Family devastated by Tunisia terror attack meet Prince Charles to honour victims
A Black Country family devastated by the Tunisia terror attack met Prince Charles at the unveiling of a new memorial.
Suzy Evans and her son Owen, from Wednesbury, attended a poignant ceremony at the National Memorial Arboretum yesterday.
The Prince of Wales and Duchess of Cornwall helped unveil the memorial, called ‘Still Water’, which will act as a focal point to honour victims of overseas terrorism.
WATCH: Prince Charles speaks at the service
Suzy, aged 49, lost her son Joel, brother Adrian Evans and father Patrick in Tunisia in 2015. Only Owen, who was just 16 at the time, came back.
The unveiling proved particularly emotional for the family, as Suzy’s mother Maureen had died on Wednesday, aged 74.
She described the ceremony as ‘beautiful’.
Suzy said: “I don’t want victims of overseas terrorism to be forgotten.
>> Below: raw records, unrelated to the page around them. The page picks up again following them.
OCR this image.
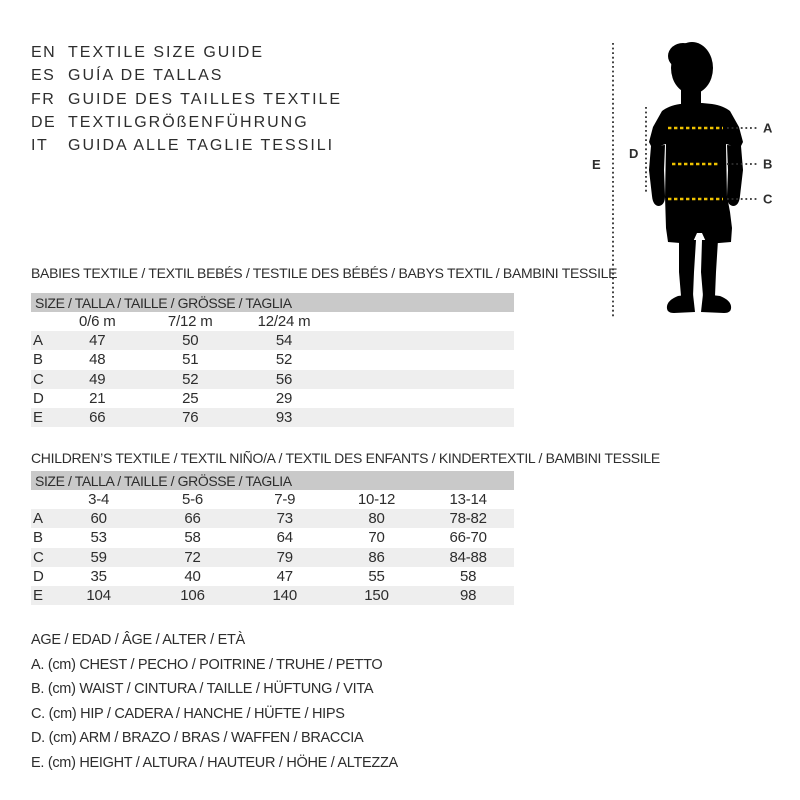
EN TEXTILE SIZE GUIDE
ES GUÍA DE TALLAS
FR GUIDE DES TAILLES TEXTILE
DE TEXTILGRÖßENFÜHRUNG
IT	GUIDA ALLE TAGLIE TESSILI
A
B
C
D
E
BABIES TEXTILE / TEXTIL BEBÉS / TESTILE DES BÉBÉS / BABYS TEXTIL / BAMBINI TESSILE
SIZE / TALLA / TAILLE / GRÖSSE / TAGLIA
0/6 m	7/12 m	12/24 m
A	47	50	54
B	48	51	52
C	49	52	56
D	21	25	29
E	66	76	93
CHILDREN’S TEXTILE / TEXTIL NIÑO/A / TEXTIL DES ENFANTS / KINDERTEXTIL / BAMBINI TESSILE
SIZE / TALLA / TAILLE / GRÖSSE / TAGLIA
3-4	5-6	7-9	10-12	13-14
A	60	66	73	80	78-82
B	53	58	64	70	66-70
C	59	72	79	86	84-88
D	35	40	47	55	58
E	104	106	140	150	98
AGE / EDAD / ÂGE / ALTER / ETÀ
A. (cm) CHEST / PECHO / POITRINE / TRUHE / PETTO
B. (cm) WAIST / CINTURA / TAILLE / HÜFTUNG / VITA
C. (cm) HIP / CADERA / HANCHE / HÜFTE / HIPS
D. (cm) ARM / BRAZO / BRAS / WAFFEN / BRACCIA
E. (cm) HEIGHT / ALTURA / HAUTEUR / HÖHE / ALTEZZA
"Whether they died here in their own country or overseas, the loss is the same – and we live with it every day.”
Suzy and 18-year-old Owen met Prince Charles following the ceremony to officially dedicate the memorial.
Pricce Charles said in his speech: “So many of you here have endured the most appalling loss at the hands of those whose brutal and twisted ambitions so cruelly cut short the lives of the people you love.
“Having lost my own beloved great uncle Lord Mountbatten, together with one of my godsons when they were murdered by terrorists in 1979, I believe I may just perhaps understand something of the grief and intense despair that you will each have known.
“There are no words, however heartfelt, that can heal your wounds and no memorial that can bring your loved ones back.
“And yet it is more than grief that brings us all here today and more than pain that unites us.
“In dedicating this memorial to the memory of those who have been killed in such monstrous acts of terrorism overseas we are remembering not only what we have all lost but also what we all hold most dear.”
Defence Minister Tobias Ellwood MP, whose brother was killed in the Bali bombings of 2002, said it was a ‘true honour’ to be at the service.
The Archbishop of Canterbury, the Most Rev Justin Welby led the ceremony to dedicate the memorial, while Foreign Secretary Boris Johnson, Home Secretary Sajid Javid and Labour party leader Jeremy Corbyn also attended.
The memorial’s design, as an elliptical-shaped pool surrounded by woodland, was selected by an independent panel, in consultation with victims’ relatives, in 2017.
It has no dominating symbolism but was chosen as it reflected the global reach of terrorism and the continuation of life.